Es curioso que, en un país donde el culto
a la muerte da sentido a la vida,
haya tantos difuntos en cementerios extranjeros
y cadáveres en fosas comunes, en hondos
barrancos; en tibias cunetas,
custodiados por jaramagos y flores humildes;
en simas profundísimas,
donde habitan extrañas criaturas,
y nadie sienta un desasosiego,
ni siquiera un reproche,
y todos sigamos adelante.
Esos muertos con antecedentes, ajenos
a las cautivas grandezas de una patria de clérigos,
mercaderes y soldados,
son los que dan vida a la tierra, a los árboles,
al ruiseñor y a la vieja canción de los ríos.
Son Patria nutricia,
como los poetas, los estadistas, los que fueron
a morir en extranjeras tierras.
(Me diréis que son sucesos del pasado;
que hay que mirar hacia delante;
que ya no es tiempo;
que las dos Españas ya son solo una,
y hay que abandonar esa idea absurda…)
Pues bien, debo decir
que los mismos clérigos rancios;
los mismos rapaces mercaderes;
los mismos soldados,
sucios y crueles,
son esa Patria que heredó la Tierra
Prometida y todos sus esclavos.
Los otros, los parias,
siguen bregando, en su lucha contra
la usura, la explotación, el menosprecio.

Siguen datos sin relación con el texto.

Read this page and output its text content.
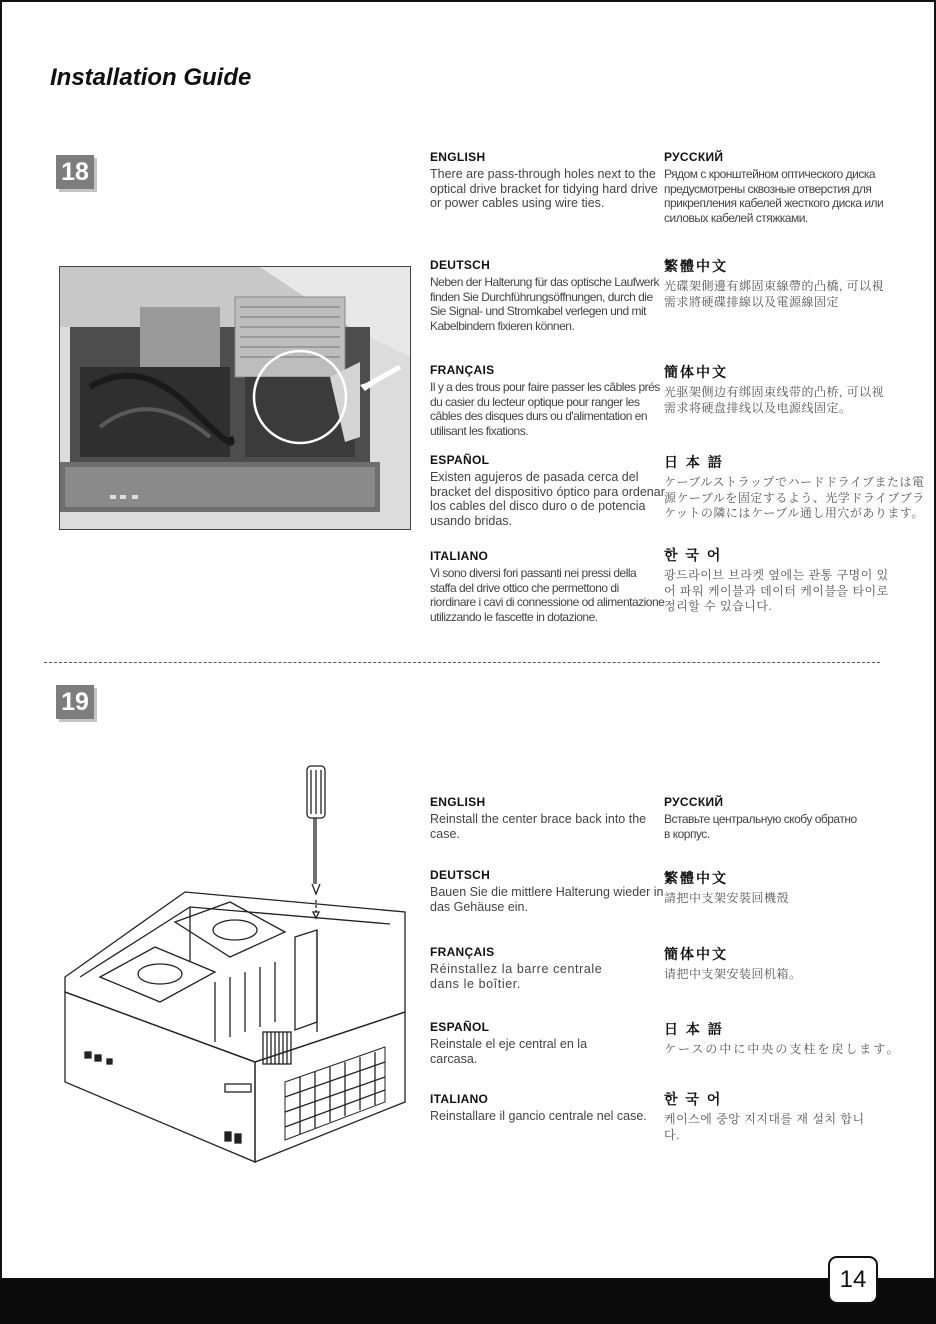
Installation Guide
18

ENGLISH

There are pass-through holes next to the optical drive bracket for tidying hard drive or power cables using wire ties.

DEUTSCH

Neben der Halterung für das optische Laufwerk finden Sie Durchführungsöffnungen, durch die Sie Signal- und Stromkabel verlegen und mit Kabelbindern fixieren können.

FRANÇAIS

Il y a des trous pour faire passer les câbles prés du casier du lecteur optique pour ranger les câbles des disques durs ou d'alimentation en utilisant les fixations.

ESPAÑOL

Existen agujeros de pasada cerca del bracket del dispositivo óptico para ordenar los cables del disco duro o de potencia usando bridas.

ITALIANO

Vi sono diversi fori passanti nei pressi della staffa del drive ottico che permettono di riordinare i cavi di connessione od alimentazione utilizzando le fascette in dotazione.

РУССКИЙ

Рядом с кронштейном оптического диска предусмотрены сквозные отверстия для прикрепления кабелей жесткого диска или силовых кабелей стяжками.

繁體中文

光碟架側邊有綁固束線帶的凸橋, 可以視需求將硬碟排線以及電源線固定

簡体中文

光驱架侧边有绑固束线带的凸桥, 可以视需求将硬盘排线以及电源线固定。

日 本 語

ケーブルストラップでハードドライブまたは電源ケーブルを固定するよう、光学ドライブブラケットの隣にはケーブル通し用穴があります。

한 국 어

광드라이브 브라켓 옆에는 관통 구명이 있어 파워 케이블과 데이터 케이블을 타이로 정리할 수 있습니다.

19

ENGLISH

Reinstall the center brace back into the case.

DEUTSCH

Bauen Sie die mittlere Halterung wieder in das Gehäuse ein.

FRANÇAIS

Réinstallez la barre centrale dans le boîtier.

ESPAÑOL

Reinstale el eje central en la carcasa.

ITALIANO

Reinstallare il gancio centrale nel case.

РУССКИЙ

Вставьте центральную скобу обратно в корпус.

繁體中文

請把中支架安裝回機殼

簡体中文

请把中支架安装回机箱。

日 本 語

ケースの中に中央の支柱を戻します。

한 국 어

케이스에 중앙 지지대를 재 설치 합니다.

14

Son las dos Españas de siempre:
una que mira hacia atrás, embelesada,
con la mirada prendida
en oxidadas armaduras,
en pendones enmohecidos, en glorias
ya olvidadas,;
otra, que aspira a crear al hombre libre,
pleno de derecho, y hacerlo crecer
en toda su estatura moral…
( Pero no me salen las cuentas:
hay demasiados cadáveres, demasiados difuntos.
Y sumando - con los dedos, como el niño
que fui - tengo que aclarar,
honestamente,
que son tres las Españas donde vivimos.)